Al­though the op­er­a­tion can be a life­saver, it car­ries well-doc­u­mented risks for mother and child. Ba­bies born by C-sec­tion are more than twice as likely to die in their first month as those born nat­u­rally.

In ad­di­tion, the mother is more likely to need in­ten­sive care, is at higher risk of blood clots and in­fec­tions, and may find it harder to bond with their new­born.

An ed­i­to­rial ac­com­pa­ny­ing the re­search re­port con­cludes: ‘These find­ings have im­por­tant im­pli­ca­tions for the tim­ing of elec­tive de­liv­ery. They sug­gest that de­liv­er­ies should ide­ally wait un­til 40 weeks of ges­ta­tion, be­cause even a baby born at 39 weeks – the nor­mal tim­ing for elec­tive de­liv­er­ies these days – has an in­creased risk of spe­cial ed­u­ca­tional needs com­pared with a baby born a week later.’

But Pro­fes­sor An­drew Shen­nan, an ob­ste­tri­cian at St Thomas’s Hos­pi­tal in London, said the risks of leav­ing elec­tive C-sec­tions to 40 weeks should be stud­ied.

The pro­fes­sor, who is also a spokesman for the baby char­ity Tommy’s, said: ‘The re­la­tion­ship be­tween early birth and later prob­lems in life, such as spe­cial ed­u­ca­tional needs, is well es­tab­lished.

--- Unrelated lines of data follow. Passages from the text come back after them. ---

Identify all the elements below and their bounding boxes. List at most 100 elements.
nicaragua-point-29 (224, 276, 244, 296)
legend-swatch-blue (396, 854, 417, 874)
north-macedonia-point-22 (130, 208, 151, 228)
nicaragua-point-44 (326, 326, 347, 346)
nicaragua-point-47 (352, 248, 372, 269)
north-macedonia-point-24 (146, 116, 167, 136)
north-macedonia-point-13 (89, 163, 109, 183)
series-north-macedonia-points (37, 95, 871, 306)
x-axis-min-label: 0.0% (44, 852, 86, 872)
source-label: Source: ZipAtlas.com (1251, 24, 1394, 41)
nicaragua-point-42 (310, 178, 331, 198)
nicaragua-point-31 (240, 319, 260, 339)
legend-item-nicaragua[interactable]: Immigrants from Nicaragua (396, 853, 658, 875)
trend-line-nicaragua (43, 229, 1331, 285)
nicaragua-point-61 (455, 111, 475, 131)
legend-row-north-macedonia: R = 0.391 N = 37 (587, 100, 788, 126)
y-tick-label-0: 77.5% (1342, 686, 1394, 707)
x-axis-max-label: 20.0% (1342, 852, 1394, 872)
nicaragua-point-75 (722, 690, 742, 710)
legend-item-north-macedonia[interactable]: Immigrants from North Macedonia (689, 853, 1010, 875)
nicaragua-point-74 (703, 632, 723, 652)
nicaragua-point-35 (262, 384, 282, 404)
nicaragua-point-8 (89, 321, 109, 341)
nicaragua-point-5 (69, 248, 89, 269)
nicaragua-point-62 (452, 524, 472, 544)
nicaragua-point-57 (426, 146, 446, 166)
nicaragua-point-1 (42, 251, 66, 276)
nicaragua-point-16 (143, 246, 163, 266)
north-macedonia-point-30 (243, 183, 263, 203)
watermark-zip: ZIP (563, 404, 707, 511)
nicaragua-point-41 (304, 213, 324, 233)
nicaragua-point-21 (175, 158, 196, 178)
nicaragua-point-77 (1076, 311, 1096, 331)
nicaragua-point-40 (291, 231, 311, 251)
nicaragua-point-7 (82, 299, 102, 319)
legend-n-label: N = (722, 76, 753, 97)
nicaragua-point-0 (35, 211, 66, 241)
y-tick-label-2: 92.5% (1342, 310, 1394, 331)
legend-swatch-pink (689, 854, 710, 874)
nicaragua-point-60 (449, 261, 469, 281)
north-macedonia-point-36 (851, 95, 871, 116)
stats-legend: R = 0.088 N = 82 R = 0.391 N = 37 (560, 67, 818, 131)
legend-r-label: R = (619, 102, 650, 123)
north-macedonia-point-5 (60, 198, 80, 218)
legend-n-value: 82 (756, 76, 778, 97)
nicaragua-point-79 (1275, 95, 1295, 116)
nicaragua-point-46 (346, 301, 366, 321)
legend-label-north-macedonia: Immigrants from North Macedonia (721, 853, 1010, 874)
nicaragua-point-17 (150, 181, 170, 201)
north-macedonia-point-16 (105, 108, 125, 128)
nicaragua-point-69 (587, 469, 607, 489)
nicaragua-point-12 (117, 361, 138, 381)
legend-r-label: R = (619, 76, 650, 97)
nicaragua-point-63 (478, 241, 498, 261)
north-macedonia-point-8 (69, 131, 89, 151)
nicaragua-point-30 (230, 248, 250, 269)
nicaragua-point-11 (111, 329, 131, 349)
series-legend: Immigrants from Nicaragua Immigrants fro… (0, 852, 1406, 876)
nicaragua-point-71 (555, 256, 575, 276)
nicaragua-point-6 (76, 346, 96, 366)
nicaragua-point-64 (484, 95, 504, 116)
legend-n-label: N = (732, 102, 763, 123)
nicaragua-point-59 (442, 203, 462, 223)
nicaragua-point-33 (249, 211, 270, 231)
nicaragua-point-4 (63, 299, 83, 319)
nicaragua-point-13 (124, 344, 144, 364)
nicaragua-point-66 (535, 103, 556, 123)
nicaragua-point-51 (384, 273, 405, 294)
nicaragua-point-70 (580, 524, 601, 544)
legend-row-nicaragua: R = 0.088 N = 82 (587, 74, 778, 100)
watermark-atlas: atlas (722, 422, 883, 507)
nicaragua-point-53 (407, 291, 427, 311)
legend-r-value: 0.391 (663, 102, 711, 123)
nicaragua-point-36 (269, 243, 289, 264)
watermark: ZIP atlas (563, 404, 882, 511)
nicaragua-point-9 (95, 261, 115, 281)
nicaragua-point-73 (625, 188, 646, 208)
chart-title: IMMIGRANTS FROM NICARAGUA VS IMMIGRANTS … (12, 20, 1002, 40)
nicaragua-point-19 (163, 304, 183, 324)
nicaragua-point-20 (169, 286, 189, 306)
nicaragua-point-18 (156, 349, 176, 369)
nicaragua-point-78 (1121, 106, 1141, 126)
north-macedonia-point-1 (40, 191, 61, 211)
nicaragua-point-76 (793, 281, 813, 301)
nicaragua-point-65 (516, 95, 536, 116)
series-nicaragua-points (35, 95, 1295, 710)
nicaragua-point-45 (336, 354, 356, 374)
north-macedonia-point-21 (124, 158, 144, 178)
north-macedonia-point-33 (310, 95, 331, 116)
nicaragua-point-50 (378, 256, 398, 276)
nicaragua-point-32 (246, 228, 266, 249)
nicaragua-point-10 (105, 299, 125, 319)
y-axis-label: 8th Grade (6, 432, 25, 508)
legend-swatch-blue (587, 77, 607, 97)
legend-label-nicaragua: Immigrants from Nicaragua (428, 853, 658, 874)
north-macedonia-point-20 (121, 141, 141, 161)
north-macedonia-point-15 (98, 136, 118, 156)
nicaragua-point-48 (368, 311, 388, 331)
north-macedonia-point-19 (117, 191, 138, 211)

‘The ear­lier the birth, the greater the risk, but as later pre-term births are far more com­mon, they still pro­vide a sig­nif­i­cant pro­por­tion of all in­di­vid­u­als with prob­lems.

‘How­ever the cause of early birth may con­trib­ute to the risk, for ex­am­ple, a baby who’s al­ready sick may need to be de­liv­ered early to give it a chance of sur­vival.

‘We do not know if chang­ing the date of de­liv­ery in elec­tive cases would re­duce risk, as there are other risks to the mother and baby in do­ing this. More re­search is re­quired.’

The Royal Col­lege of Ob­ste­tri­cians and Gy­nae­col­o­gists said that wait­ing un­til 40 weeks to per­form an elec­tive C-sec­tion also car­ried risks, and there­fore was un­likely to be bet­ter for the baby over­all. But the study’s find­ings do mean doc­tors should wait un­til 39 weeks, if pos­si­ble. RCOG spokesman Pro­fes­sor James Walker, a con­sul­tant ob­ste­tri­cian at St James’s Uni­ver­sity Hos­pi­tal in Leeds, said: ‘There are still some places where peo­ple are not do­ing it at 39 weeks. Al­though that is what we rec­om­mend, it doesn’t mean that ev­ery­body is do­ing it.

‘This em­pha­sises the need for wait­ing as long as safely pos­si­ble.’